Au Luxembourg, l’asbl Jonk Entrepreneuren endosse le projet “Girls Go Circular“, qui a pour objectif d’apporter à 40 000 élèves âgées de 14 à 19 ans, dans toute l’Europe, des compétences numériques et entrepreneuriales d’ici 2027 grâce à un programme d’apprentissage en ligne sur l’économie circulaire. L’association Girls in Tech, émanation locale d’une organisation internationale, constitue aussi un cercle de réflexion vers la promotion des femmes dans la Tech, avec une fenêtre grande ouverte sur le monde.

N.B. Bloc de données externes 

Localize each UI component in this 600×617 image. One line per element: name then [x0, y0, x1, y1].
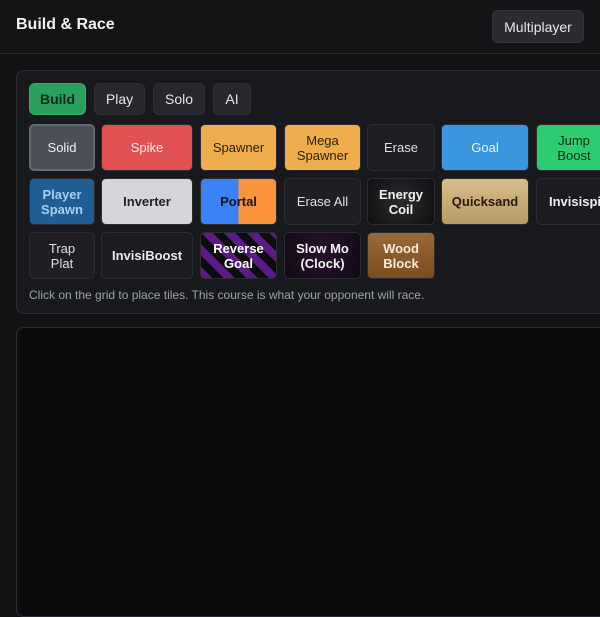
- tile-label: Spawner: [212, 140, 265, 155]
- tile-reverse-goal[interactable]: Reverse Goal: [200, 232, 277, 279]
- tile-portal[interactable]: Portal: [200, 178, 277, 225]
- tile-label: Energy Coil: [378, 186, 424, 217]
- tile-goal[interactable]: Goal: [441, 124, 529, 171]
- tile-label: InvisiBoost: [111, 248, 183, 263]
- placement-hint: Click on the grid to place tiles. This c…: [29, 288, 425, 302]
- tile-label: Trap Plat: [48, 240, 76, 271]
- tile-spike[interactable]: Spike: [101, 124, 193, 171]
- tile-label: Quicksand: [451, 194, 519, 209]
- tile-label: Slow Mo (Clock): [296, 240, 349, 271]
- tile-erase-all[interactable]: Erase All: [284, 178, 361, 225]
- tile-label: Reverse Goal: [213, 240, 264, 271]
- tile-label: Portal: [220, 194, 257, 209]
- tile-label: Spike: [130, 140, 164, 155]
- mode-build-button[interactable]: Build: [29, 83, 86, 115]
- tile-label: Wood Block: [383, 240, 419, 271]
- mode-solo-button[interactable]: Solo: [153, 83, 205, 115]
- tile-invisispike[interactable]: Invisispike: [536, 178, 600, 225]
- tile-invisiboost[interactable]: InvisiBoost: [101, 232, 193, 279]
- tile-label: Invisispike: [549, 194, 600, 209]
- top-bar: Build & Race Multiplayer: [0, 0, 600, 54]
- tile-wood-block[interactable]: Wood Block: [367, 232, 435, 279]
- tile-energy-coil[interactable]: Energy Coil: [367, 178, 435, 225]
- mode-play-button[interactable]: Play: [94, 83, 145, 115]
- tile-erase[interactable]: Erase: [367, 124, 435, 171]
- tile-label: Inverter: [123, 194, 171, 209]
- tile-slow-mo[interactable]: Slow Mo (Clock): [284, 232, 361, 279]
- tile-jump-boost[interactable]: Jump Boost: [536, 124, 600, 171]
- tile-inverter[interactable]: Inverter: [101, 178, 193, 225]
- tile-label: Mega Spawner: [296, 132, 349, 163]
- tile-label: Erase All: [296, 194, 349, 209]
- app-title: Build & Race: [16, 16, 115, 33]
- tile-trap-plat[interactable]: Trap Plat: [29, 232, 95, 279]
- tile-mega-spawner[interactable]: Mega Spawner: [284, 124, 361, 171]
- course-grid-canvas[interactable]: [16, 327, 600, 617]
- tile-label: Erase: [384, 140, 418, 155]
- tile-label: Goal: [471, 140, 499, 155]
- multiplayer-button[interactable]: Multiplayer: [492, 10, 584, 43]
- tile-label: Solid: [47, 140, 77, 155]
- tile-player-spawn[interactable]: Player Spawn: [29, 178, 95, 225]
- tile-solid[interactable]: Solid: [29, 124, 95, 171]
- tile-label: Player Spawn: [41, 186, 83, 217]
- tile-label: Jump Boost: [557, 132, 591, 163]
- mode-ai-button[interactable]: AI: [213, 83, 251, 115]
- tile-quicksand[interactable]: Quicksand: [441, 178, 529, 225]
- tile-spawner[interactable]: Spawner: [200, 124, 277, 171]
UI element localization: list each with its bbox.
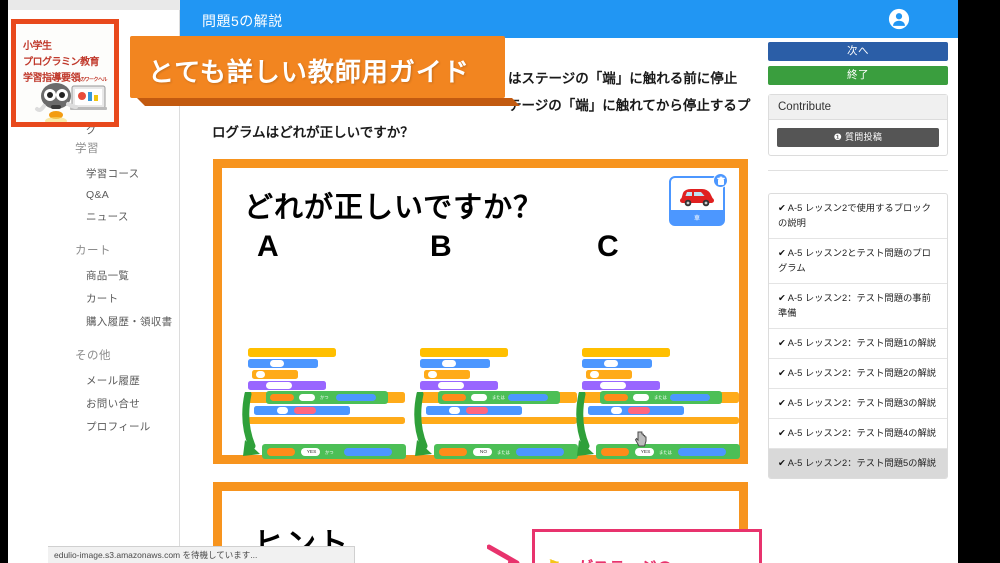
lesson-list: ✔ A-5 レッスン2で使用するブロックの説明 ✔ A-5 レッスン2とテスト問題の…: [768, 193, 948, 479]
finish-button[interactable]: 終了: [768, 66, 948, 85]
nav-group-study: 学習 学習コース Q&A ニュース: [55, 140, 179, 228]
option-label-a: A: [257, 230, 279, 263]
account-circle-icon[interactable]: [888, 8, 910, 30]
program-c-operator-2: または: [659, 449, 672, 455]
nav-group-title-study: 学習: [75, 143, 99, 155]
check-icon: ✔: [778, 203, 786, 213]
slide-which-is-correct: どれが正しいですか？ A B C 車 かつ YES かつ または NO または …: [213, 159, 748, 464]
check-icon: ✔: [778, 338, 786, 348]
program-b-result-block: NO または: [434, 444, 578, 459]
list-item[interactable]: ✔ A-5 レッスン2で使用するブロックの説明: [769, 194, 947, 239]
check-icon: ✔: [778, 248, 786, 258]
sidebar-item-mail-history[interactable]: メール履歴: [55, 369, 179, 392]
scratch-program-b: または NO または: [412, 348, 587, 468]
check-icon: ✔: [778, 458, 786, 468]
sidebar-item-cart[interactable]: カート: [55, 287, 179, 310]
scratch-sprite-thumbnail[interactable]: 車: [669, 173, 728, 226]
nav-group-title-other: その他: [75, 350, 111, 362]
lesson-label: A-5 レッスン2：テスト問題の事前準備: [778, 293, 931, 318]
sidebar-item-product-list[interactable]: 商品一覧: [55, 264, 179, 287]
top-gray-sliver: [8, 0, 180, 10]
scratch-program-c: または YES または: [574, 348, 749, 468]
program-b-condition-value: NO: [479, 449, 488, 455]
question-circle-icon: ❶: [833, 132, 843, 142]
program-a-operator: かつ: [320, 395, 329, 400]
question-text-line-2: テージの「端」に触れてから停止するプ: [508, 98, 751, 113]
main-content: はステージの「端」に触れる前に停止 テージの「端」に触れてから停止するプ ログラ…: [198, 42, 763, 563]
robot-illustration-icon: [35, 83, 107, 122]
sidebar-item-contact[interactable]: お問い合せ: [55, 392, 179, 415]
pointer-hand-icon: [634, 431, 647, 447]
question-text-line-1: はステージの「端」に触れる前に停止: [508, 71, 738, 86]
lesson-label: A-5 レッスン2：テスト問題4の解説: [787, 428, 937, 438]
program-a-result-block: YES かつ: [262, 444, 406, 459]
program-c-condition-value: YES: [640, 449, 651, 455]
ask-question-button[interactable]: ❶ 質問投稿: [777, 128, 939, 147]
hint-callout-text: がステージの: [577, 554, 673, 563]
book-title-line-2: プログラミン教育: [23, 57, 100, 68]
browser-status-bar: edulio-image.s3.amazonaws.com を待機しています..…: [48, 546, 355, 563]
sidebar-item-profile[interactable]: プロフィール: [55, 415, 179, 438]
book-title-line-1: 小学生: [23, 41, 52, 52]
sprite-label: 車: [693, 216, 700, 222]
sidebar-item-purchase-history[interactable]: 購入履歴・領収書: [55, 310, 179, 333]
contribute-panel: Contribute ❶ 質問投稿: [768, 94, 948, 156]
slide-title: どれが正しいですか？: [244, 192, 544, 224]
program-b-operator-2: または: [497, 449, 510, 455]
browser-page: ツ ー ク グ 学習 学習コース Q&A ニュース カート 商品一覧 カート 購…: [0, 0, 958, 563]
contribute-heading: Contribute: [769, 95, 947, 120]
app-header-bar: 問題5の解説: [180, 0, 958, 38]
lesson-label: A-5 レッスン2：テスト問題2の解説: [787, 368, 937, 378]
check-icon: ✔: [778, 428, 786, 438]
sidebar-item-news[interactable]: ニュース: [55, 205, 179, 228]
option-label-b: B: [430, 230, 452, 263]
lesson-label: A-5 レッスン2とテスト問題のプログラム: [778, 248, 931, 273]
book-cover-thumbnail[interactable]: 小学生 プログラミン教育 学習指導要領のワークヘル: [11, 19, 119, 127]
list-item[interactable]: ✔ A-5 レッスン2：テスト問題3の解説: [769, 389, 947, 419]
screen-root: ツ ー ク グ 学習 学習コース Q&A ニュース カート 商品一覧 カート 購…: [0, 0, 1000, 563]
page-title: 問題5の解説: [202, 13, 283, 29]
program-a-condition-value: YES: [306, 449, 317, 455]
list-item[interactable]: ✔ A-5 レッスン2：テスト問題2の解説: [769, 359, 947, 389]
list-item[interactable]: ✔ A-5 レッスン2：テスト問題の事前準備: [769, 284, 947, 329]
program-c-result-block: YES または: [596, 444, 740, 459]
arrow-right-icon: [487, 544, 520, 563]
ask-question-label: 質問投稿: [844, 132, 883, 142]
contribute-body: ❶ 質問投稿: [769, 120, 947, 155]
left-black-gutter: [0, 0, 8, 563]
sidebar-item-study-course[interactable]: 学習コース: [55, 162, 179, 185]
sidebar-item-qa[interactable]: Q&A: [55, 185, 179, 205]
trash-icon[interactable]: [713, 173, 728, 188]
scratch-program-a: かつ YES かつ: [240, 348, 415, 468]
list-item[interactable]: ✔ A-5 レッスン2：テスト問題4の解説: [769, 419, 947, 449]
check-icon: ✔: [778, 368, 786, 378]
program-a-operator-2: かつ: [325, 449, 334, 455]
list-item[interactable]: ✔ A-5 レッスン2：テスト問題1の解説: [769, 329, 947, 359]
sidebar-divider: [768, 170, 948, 171]
nav-group-title-cart: カート: [75, 245, 111, 257]
check-icon: ✔: [778, 398, 786, 408]
list-item-active[interactable]: ✔ A-5 レッスン2：テスト問題5の解説: [769, 449, 947, 478]
banner-label: とても詳しい教師用ガイド: [148, 57, 470, 87]
hint-callout-box: ⚑ がステージの: [532, 529, 762, 563]
right-sidebar: 次へ 終了 Contribute ❶ 質問投稿 ✔ A-5 レッスン2で使用するブ…: [768, 42, 948, 563]
right-black-gutter: [958, 0, 1000, 563]
banner-shadow: [137, 98, 520, 106]
next-button[interactable]: 次へ: [768, 42, 948, 61]
flag-icon: ⚑: [547, 556, 561, 563]
program-c-operator: または: [654, 395, 667, 400]
lesson-label: A-5 レッスン2：テスト問題5の解説: [787, 458, 937, 468]
nav-group-other: その他 メール履歴 お問い合せ プロフィール: [55, 347, 179, 438]
check-icon: ✔: [778, 293, 786, 303]
nav-group-cart: カート 商品一覧 カート 購入履歴・領収書: [55, 242, 179, 333]
teacher-guide-banner[interactable]: とても詳しい教師用ガイド: [130, 36, 505, 98]
option-label-c: C: [597, 230, 619, 263]
question-text-line-3: ログラムはどれが正しいですか？: [212, 125, 414, 140]
program-b-operator: または: [492, 395, 505, 400]
list-item[interactable]: ✔ A-5 レッスン2とテスト問題のプログラム: [769, 239, 947, 284]
lesson-label: A-5 レッスン2：テスト問題1の解説: [787, 338, 937, 348]
lesson-label: A-5 レッスン2：テスト問題3の解説: [787, 398, 937, 408]
lesson-label: A-5 レッスン2で使用するブロックの説明: [778, 203, 931, 228]
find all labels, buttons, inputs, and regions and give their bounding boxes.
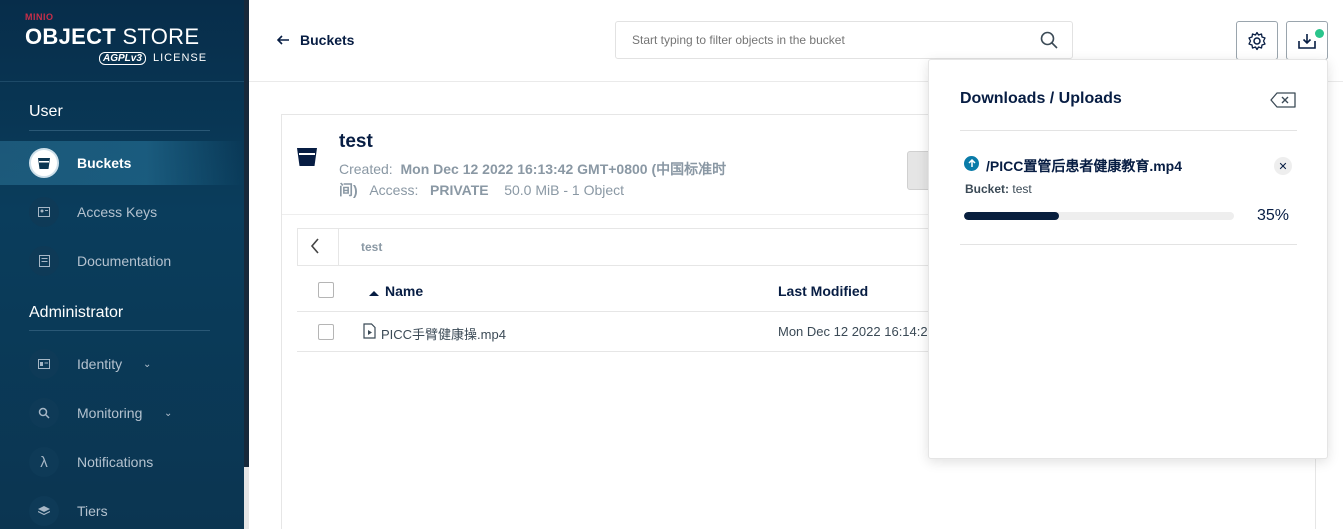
sidebar-divider (0, 81, 244, 82)
sidebar-item-label: Buckets (77, 155, 132, 171)
panel-divider (960, 130, 1297, 131)
video-file-icon (363, 323, 376, 339)
downloads-button[interactable] (1286, 21, 1328, 60)
downloads-uploads-panel: Downloads / Uploads /PICC置管后患者健康教育.mp4 ✕… (928, 59, 1328, 459)
lambda-icon: λ (29, 447, 59, 477)
bucket-metadata: Created: Mon Dec 12 2022 16:13:42 GMT+08… (339, 159, 759, 201)
sidebar-item-tiers[interactable]: Tiers (0, 489, 244, 529)
transfer-bucket: Bucket: test (965, 182, 1032, 196)
sidebar-item-label: Tiers (77, 503, 108, 519)
identity-icon (29, 349, 59, 379)
arrow-left-icon (276, 32, 290, 48)
sidebar-item-notifications[interactable]: λ Notifications (0, 440, 244, 484)
minio-logo[interactable]: MINIO OBJECT STORE AGPLv3 LICENSE (25, 12, 215, 72)
row-checkbox[interactable] (318, 324, 334, 340)
logo-license-text: LICENSE (153, 52, 208, 64)
sidebar-item-label: Monitoring (77, 405, 143, 421)
bucket-icon (297, 148, 317, 166)
panel-title: Downloads / Uploads (960, 90, 1122, 107)
breadcrumb-path[interactable]: test (361, 240, 382, 254)
bucket-name: test (339, 131, 373, 152)
access-label: Access: (369, 182, 419, 198)
gear-icon (1248, 31, 1266, 50)
sidebar-item-documentation[interactable]: Documentation (0, 239, 244, 283)
sidebar-item-label: Access Keys (77, 204, 158, 220)
breadcrumb-separator (338, 229, 339, 265)
progress-bar (964, 212, 1234, 220)
sidebar-item-access-keys[interactable]: Access Keys (0, 190, 244, 234)
sidebar-item-identity[interactable]: Identity ⌄ (0, 342, 244, 386)
notification-dot (1315, 29, 1324, 38)
logo-minio-text: MINIO (25, 12, 54, 22)
progress-percent: 35% (1257, 207, 1290, 224)
file-last-modified: Mon Dec 12 2022 16:14:2 (778, 324, 928, 339)
search-icon[interactable] (1040, 31, 1058, 49)
access-value: PRIVATE (430, 182, 489, 198)
column-last-modified[interactable]: Last Modified (778, 283, 868, 299)
section-divider (29, 130, 210, 131)
sidebar-scrollbar-thumb[interactable] (244, 467, 249, 529)
sidebar: MINIO OBJECT STORE AGPLv3 LICENSE User B… (0, 0, 244, 529)
transfer-file-name: /PICC置管后患者健康教育.mp4 (986, 158, 1183, 174)
bucket-icon (29, 148, 59, 178)
sort-asc-icon[interactable] (369, 284, 379, 302)
search-input[interactable] (616, 22, 1036, 58)
section-divider (29, 330, 210, 331)
column-name[interactable]: Name (385, 283, 423, 299)
sidebar-item-label: Notifications (77, 454, 154, 470)
section-user: User (29, 103, 63, 120)
panel-divider (960, 244, 1297, 245)
sidebar-item-buckets[interactable]: Buckets (0, 141, 244, 185)
back-label: Buckets (300, 32, 355, 48)
chevron-left-icon[interactable] (310, 238, 320, 259)
tiers-icon (29, 496, 59, 526)
chevron-down-icon: ⌄ (143, 358, 152, 370)
bucket-size: 50.0 MiB - 1 Object (504, 182, 625, 198)
chevron-down-icon: ⌄ (164, 407, 173, 419)
logo-title: OBJECT STORE (25, 24, 200, 49)
sidebar-item-monitoring[interactable]: Monitoring ⌄ (0, 391, 244, 435)
clear-all-icon[interactable] (1270, 92, 1296, 108)
sidebar-item-label: Documentation (77, 253, 172, 269)
settings-button[interactable] (1236, 21, 1278, 60)
created-label: Created: (339, 161, 393, 177)
section-administrator: Administrator (29, 304, 124, 321)
doc-icon (29, 246, 59, 276)
object-filter-search (615, 21, 1073, 59)
agpl-badge: AGPLv3 (99, 52, 146, 65)
download-icon (1298, 33, 1316, 49)
back-to-buckets-link[interactable]: Buckets (276, 32, 355, 48)
upload-arrow-icon (964, 156, 979, 171)
select-all-checkbox[interactable] (318, 282, 334, 298)
monitoring-icon (29, 398, 59, 428)
close-icon[interactable]: ✕ (1274, 157, 1292, 175)
progress-fill (964, 212, 1059, 220)
file-name: PICC手臂健康操.mp4 (381, 327, 506, 342)
sidebar-item-label: Identity (77, 356, 123, 372)
key-icon (29, 197, 59, 227)
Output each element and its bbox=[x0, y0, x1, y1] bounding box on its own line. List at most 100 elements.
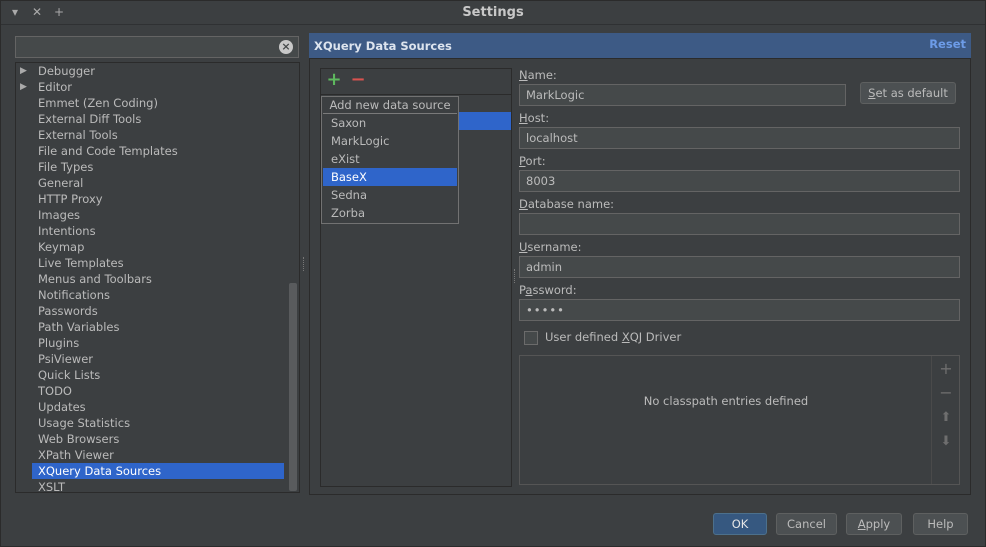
tree-item[interactable]: Passwords bbox=[16, 303, 284, 319]
tree-item[interactable]: Live Templates bbox=[16, 255, 284, 271]
title-bar: ▾ ✕ + Settings bbox=[1, 1, 985, 25]
popup-item-marklogic[interactable]: MarkLogic bbox=[323, 132, 457, 150]
tree-item-label: Emmet (Zen Coding) bbox=[38, 96, 158, 110]
tree-item[interactable]: Updates bbox=[16, 399, 284, 415]
tree-item-label: XSLT bbox=[38, 480, 66, 493]
add-classpath-icon[interactable]: + bbox=[938, 361, 954, 377]
tree-item-label: Usage Statistics bbox=[38, 416, 131, 430]
port-field[interactable]: 8003 bbox=[519, 170, 960, 192]
database-name-field[interactable] bbox=[519, 213, 960, 235]
name-label: Name: bbox=[519, 68, 557, 82]
move-up-icon[interactable]: ⬆ bbox=[938, 410, 954, 426]
ok-button[interactable]: OK bbox=[713, 513, 767, 535]
tree-item[interactable]: PsiViewer bbox=[16, 351, 284, 367]
remove-classpath-icon[interactable]: − bbox=[938, 385, 954, 401]
add-source-icon[interactable]: + bbox=[325, 71, 343, 89]
sources-toolbar: + − bbox=[320, 68, 512, 94]
tree-item-label: PsiViewer bbox=[38, 352, 94, 366]
tree-item[interactable]: ▶ Editor bbox=[16, 79, 284, 95]
window-title: Settings bbox=[462, 5, 524, 20]
tree-item-label: Web Browsers bbox=[38, 432, 120, 446]
middle-splitter-handle[interactable] bbox=[514, 269, 516, 283]
panel-title: XQuery Data Sources bbox=[314, 39, 452, 53]
tree-scrollbar[interactable] bbox=[289, 283, 297, 491]
tree-item-label: XPath Viewer bbox=[38, 448, 114, 462]
popup-item-basex[interactable]: BaseX bbox=[323, 168, 457, 186]
tree-item-label: Intentions bbox=[38, 224, 96, 238]
password-field[interactable]: ••••• bbox=[519, 299, 960, 321]
tree-item[interactable]: XPath Viewer bbox=[16, 447, 284, 463]
tree-item[interactable]: Plugins bbox=[16, 335, 284, 351]
database-name-label: Database name: bbox=[519, 197, 615, 211]
left-splitter-handle[interactable] bbox=[303, 257, 305, 271]
classpath-toolbar: + − ⬆ ⬇ bbox=[931, 356, 959, 484]
tree-item-label: Quick Lists bbox=[38, 368, 101, 382]
popup-item-sedna[interactable]: Sedna bbox=[323, 186, 457, 204]
username-field[interactable]: admin bbox=[519, 256, 960, 278]
tree-item-label: Keymap bbox=[38, 240, 85, 254]
expand-arrow-icon[interactable]: ▶ bbox=[20, 79, 27, 95]
popup-item-saxon[interactable]: Saxon bbox=[323, 114, 457, 132]
tree-item[interactable]: TODO bbox=[16, 383, 284, 399]
tree-item[interactable]: General bbox=[16, 175, 284, 191]
tree-item-label: Editor bbox=[38, 80, 73, 94]
help-button[interactable]: Help bbox=[913, 513, 968, 535]
clear-search-icon[interactable]: × bbox=[279, 40, 293, 54]
xqj-driver-label: User defined XQJ Driver bbox=[545, 330, 682, 344]
selected-source-row[interactable] bbox=[457, 112, 511, 130]
tree-item[interactable]: Usage Statistics bbox=[16, 415, 284, 431]
tree-item[interactable]: Notifications bbox=[16, 287, 284, 303]
tree-item[interactable]: Path Variables bbox=[16, 319, 284, 335]
port-label: Port: bbox=[519, 154, 546, 168]
tree-item[interactable]: Keymap bbox=[16, 239, 284, 255]
tree-item-label: File Types bbox=[38, 160, 94, 174]
tree-item[interactable]: HTTP Proxy bbox=[16, 191, 284, 207]
set-as-default-button[interactable]: Set as default bbox=[860, 82, 956, 104]
xqj-driver-checkbox[interactable] bbox=[524, 331, 538, 345]
move-down-icon[interactable]: ⬇ bbox=[938, 434, 954, 450]
tree-item[interactable]: Menus and Toolbars bbox=[16, 271, 284, 287]
host-field[interactable]: localhost bbox=[519, 127, 960, 149]
tree-item[interactable]: Web Browsers bbox=[16, 431, 284, 447]
tree-item-label: Debugger bbox=[38, 64, 95, 78]
tree-item-label: External Diff Tools bbox=[38, 112, 142, 126]
popup-title: Add new data source bbox=[323, 97, 457, 114]
apply-button[interactable]: Apply bbox=[846, 513, 902, 535]
tree-item[interactable]: Quick Lists bbox=[16, 367, 284, 383]
classpath-panel: No classpath entries defined + − ⬆ ⬇ bbox=[519, 355, 960, 485]
tree-item-label: Notifications bbox=[38, 288, 110, 302]
tree-item-label: Menus and Toolbars bbox=[38, 272, 152, 286]
remove-source-icon[interactable]: − bbox=[349, 71, 367, 89]
tree-item[interactable]: File Types bbox=[16, 159, 284, 175]
classpath-empty-text: No classpath entries defined bbox=[643, 394, 809, 408]
expand-arrow-icon[interactable]: ▶ bbox=[20, 63, 27, 79]
tree-item-label: Images bbox=[38, 208, 81, 222]
tree-item[interactable]: Intentions bbox=[16, 223, 284, 239]
tree-item[interactable]: ▶ Debugger bbox=[16, 63, 284, 79]
tree-item-label: Live Templates bbox=[38, 256, 124, 270]
tree-item-label: Updates bbox=[38, 400, 86, 414]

A son échelle, notre Wëssens-Atelier, qui développe de plus en plus ses activités en 2024, constitue une des portes d’entrée mixtes à l’école vers le monde des techniques et des sciences. Aussi habiles que les garçons avec leur fer à souder, les filles surmontent très naturellement les éventuelles barrières qui pourraient les détourner des sciences “dures”… où elles excellent.
Les sciences et la recherche n’ont pas de genre
L’Université du Luxembourg œuvre, elle aussi, pour un monde scientifique plus inclusif et diversifié, en collaboration avec les institutions de “Research Luxembourg”. Avec le support du ministère de l’Egalité des genres et de la Diversité, elles publient une nouvelle saison de la série vidéo « Women & Girls in Science », histoire d’assurer une démonstration par l’exemple.
Yuriko Backes, ministre de l’Égalité des genres et de la Diversité et Prof. Jens Kreisel, recteur de l’Université du Luxembourg, ont signé une convention pour lancer cette troisième campagne “Women and Girls in Science 2024”.
La ministre a souligné que les sciences et la recherche n’ont pas de genre et sont ouvertes à toutes et tous. “La place des femmes est dans la recherche, dans la science, dans les STEM – partout”, insiste Yuriko Backes. Les vidéos visent à encourager particulièrement les jeunes femmes à ne pas s’abstenir d’opter pour une carrière scientifique et incitent le grand public “à s’opposer activement aux stéréotypes nuisibles et aux normes de genre dépassées”.